The sombre heavy sounding assonance of words such as ‘furrow’ and ‘ground’ supports this interpretation that ‘Follower’ is a poem of regret and disappointment. ‘Digging’ proves to have a more positive tone. It shows Heaney’s realisation that he ‘has no spade to follow men like them [his father and grandfather]’, yet recognises he can wield the tool of his own profession, ‘the squat pen’. In fact, his use of the simile of the pen resting ‘snug as a gun’ ‘Between my finger and my thumb’ suggests that his literature is more powerful and potentially dangerous.

He is determined that his work could have an even greater impact than ‘the spade [that] sinks into gravely ground’, by its power to influence the mind. Both poems denote Heaney’s admiration for his father and grandfather. In ‘Follower’ the majestic phase, ‘His shoulders globed’ suggests not only the size and shape of the figure that the young Seamus Heaney looked up at, but also the metaphorical notion that his father meant ‘the world’ to him. A nautical theme is also developed throughout the poem, continuing the concept of the respect he had for his father.

His father is symbolised as a ship, with his globed shoulders ‘like a full sail strung’. His father represents the sanctury and security in his life similar to a sailing ship in the vast ocean.
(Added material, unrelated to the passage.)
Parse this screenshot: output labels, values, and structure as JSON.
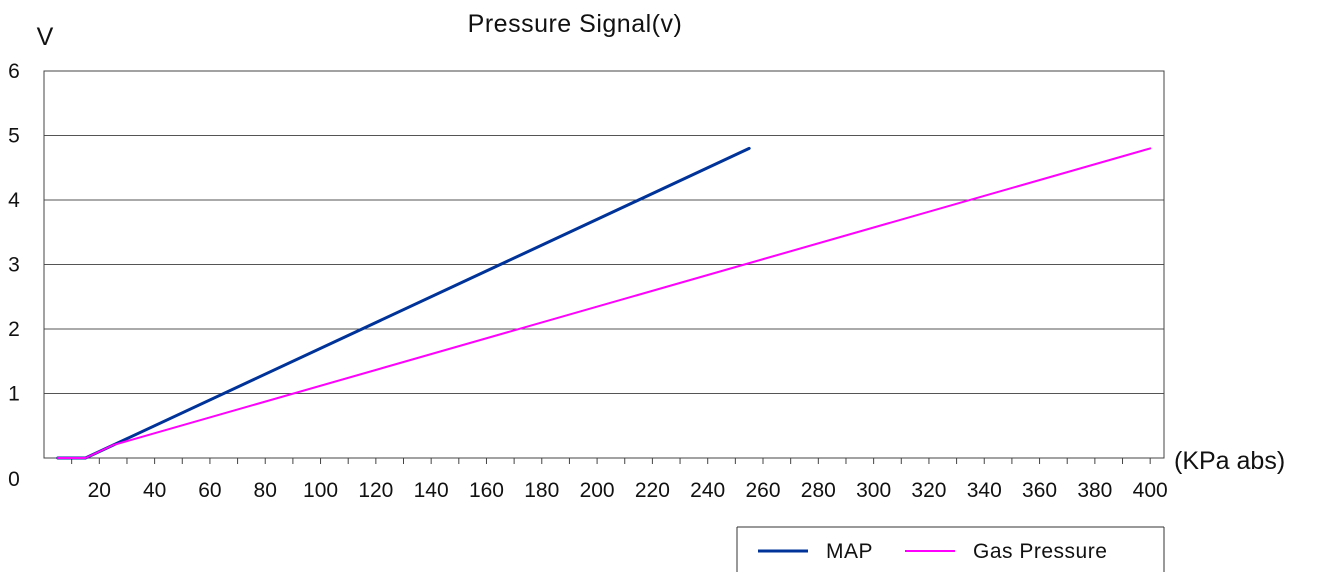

The metaphor is extended in describing the ship leaving a ‘hob-nailed wake’ in the sea, mirroring the ‘shafts and furrows’ imprinted on the fields by his father’s plough. In ‘Digging’ Heaney uses the monosyllabic, colloquial phase ‘By god, the old man could handle a spade’ to emphasise the impression his father made upon him as a child.
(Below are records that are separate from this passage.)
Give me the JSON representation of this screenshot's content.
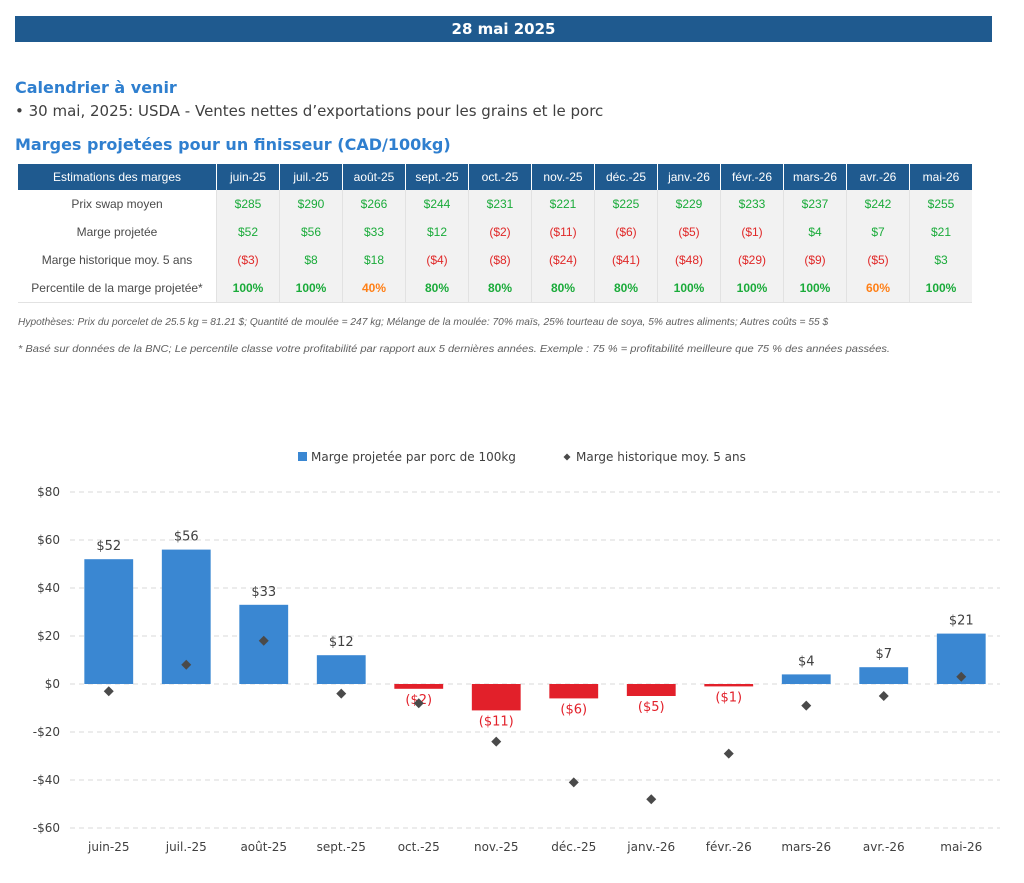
{
  "banner": {
    "date": "28 mai 2025"
  },
  "calendar": {
    "heading": "Calendrier à venir",
    "items": [
      "• 30 mai, 2025: USDA - Ventes nettes d’exportations pour les grains et le porc"
    ]
  },
  "margins": {
    "heading": "Marges projetées pour un finisseur (CAD/100kg)",
    "table": {
      "header_first": "Estimations des marges",
      "months": [
        "juin-25",
        "juil.-25",
        "août-25",
        "sept.-25",
        "oct.-25",
        "nov.-25",
        "déc.-25",
        "janv.-26",
        "févr.-26",
        "mars-26",
        "avr.-26",
        "mai-26"
      ],
      "rows": [
        {
          "label": "Prix swap moyen",
          "values": [
            "$285",
            "$290",
            "$266",
            "$244",
            "$231",
            "$221",
            "$225",
            "$229",
            "$233",
            "$237",
            "$242",
            "$255"
          ],
          "colors": [
            "green",
            "green",
            "green",
            "green",
            "green",
            "green",
            "green",
            "green",
            "green",
            "green",
            "green",
            "green"
          ]
        },
        {
          "label": "Marge projetée",
          "values": [
            "$52",
            "$56",
            "$33",
            "$12",
            "($2)",
            "($11)",
            "($6)",
            "($5)",
            "($1)",
            "$4",
            "$7",
            "$21"
          ],
          "colors": [
            "green",
            "green",
            "green",
            "green",
            "red",
            "red",
            "red",
            "red",
            "red",
            "green",
            "green",
            "green"
          ]
        },
        {
          "label": "Marge historique moy. 5 ans",
          "values": [
            "($3)",
            "$8",
            "$18",
            "($4)",
            "($8)",
            "($24)",
            "($41)",
            "($48)",
            "($29)",
            "($9)",
            "($5)",
            "$3"
          ],
          "colors": [
            "red",
            "green",
            "green",
            "red",
            "red",
            "red",
            "red",
            "red",
            "red",
            "red",
            "red",
            "green"
          ]
        },
        {
          "label": "Percentile de la marge projetée*",
          "values": [
            "100%",
            "100%",
            "40%",
            "80%",
            "80%",
            "80%",
            "80%",
            "100%",
            "100%",
            "100%",
            "60%",
            "100%"
          ],
          "colors": [
            "green",
            "green",
            "orange",
            "green",
            "green",
            "green",
            "green",
            "green",
            "green",
            "green",
            "orange",
            "green"
          ]
        }
      ]
    },
    "footnote_hypotheses": "Hypothèses: Prix du porcelet de 25.5 kg = 81.21 $; Quantité de moulée = 247 kg; Mélange de la moulée: 70% maïs, 25% tourteau de soya, 5% autres aliments; Autres coûts = 55 $",
    "footnote_bnc": "* Basé sur données de la BNC; Le percentile classe votre profitabilité par rapport aux 5 dernières années. Exemple : 75 % = profitabilité meilleure que 75 % des années passées."
  },
  "colors": {
    "banner": "#1f5a8f",
    "bar_positive": "#3a87d2",
    "bar_negative": "#e2202a",
    "marker": "#4a4a4a",
    "green": "#1aab3a",
    "red": "#e02828",
    "orange": "#ff7f16"
  },
  "chart_data": {
    "type": "bar",
    "categories": [
      "juin-25",
      "juil.-25",
      "août-25",
      "sept.-25",
      "oct.-25",
      "nov.-25",
      "déc.-25",
      "janv.-26",
      "févr.-26",
      "mars-26",
      "avr.-26",
      "mai-26"
    ],
    "series": [
      {
        "name": "Marge projetée par porc de 100kg",
        "kind": "bar",
        "values": [
          52,
          56,
          33,
          12,
          -2,
          -11,
          -6,
          -5,
          -1,
          4,
          7,
          21
        ],
        "labels": [
          "$52",
          "$56",
          "$33",
          "$12",
          "($2)",
          "($11)",
          "($6)",
          "($5)",
          "($1)",
          "$4",
          "$7",
          "$21"
        ]
      },
      {
        "name": "Marge historique moy. 5 ans",
        "kind": "marker",
        "values": [
          -3,
          8,
          18,
          -4,
          -8,
          -24,
          -41,
          -48,
          -29,
          -9,
          -5,
          3
        ]
      }
    ],
    "ylim": [
      -60,
      80
    ],
    "yticks": [
      80,
      60,
      40,
      20,
      0,
      -20,
      -40,
      -60
    ],
    "ytick_labels": [
      "$80",
      "$60",
      "$40",
      "$20",
      "$0",
      "-$20",
      "-$40",
      "-$60"
    ],
    "grid": true,
    "legend": "top-center"
  }
}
In ‘Follower’, the use of harsh crisp sounds such as ‘fit’ and ‘pluck’ imitate the ‘clicking tongue’ of Heaney’s father, used to control the horses, and the atmosphere of expertise and accuracy surrounding him. In both poems Heaney uses literary techniques to create vivid portrayal of labouring on the land. In ‘Digging’ onomatopoeic sounds are used to conjure direct images of the ‘nicking’, the ‘squelch’, the ‘slap’ and the ‘rasping’ of the activity.

Heavy sounding words, such as ‘lug’ emphasise the intensity of the manual work. ‘Follower’ uses a rolling, unforced rhythm, echoing that of the horse-plough’s gentle plod. In summary, study of these poems reveals ideas stemming from Heaney’s childhood. His feelings of regret and inadequacy that he cannot continue in his family’s agricultural tradition are demonstrated by the use of language, metaphor and sombre assonance in ‘Follower’.

Digging’ shows a progression in his thoughts to positive aspirations of success in an alternative vocation, and hope that he will someday achieve the sound integrity and craftsmanship that he admired in his father. Both poems express Heaney’s need to disregard ‘stumbling’ memories of his father and cut ‘Through living roots’ of past generations, in order to fulfil his own destiny as a writer. His poems offer optimism to many who may feel unworthy in their ancestors’ ‘broad shadow’, that we may all find our own satisfaction in life, whilst honouring the achievements of past generations.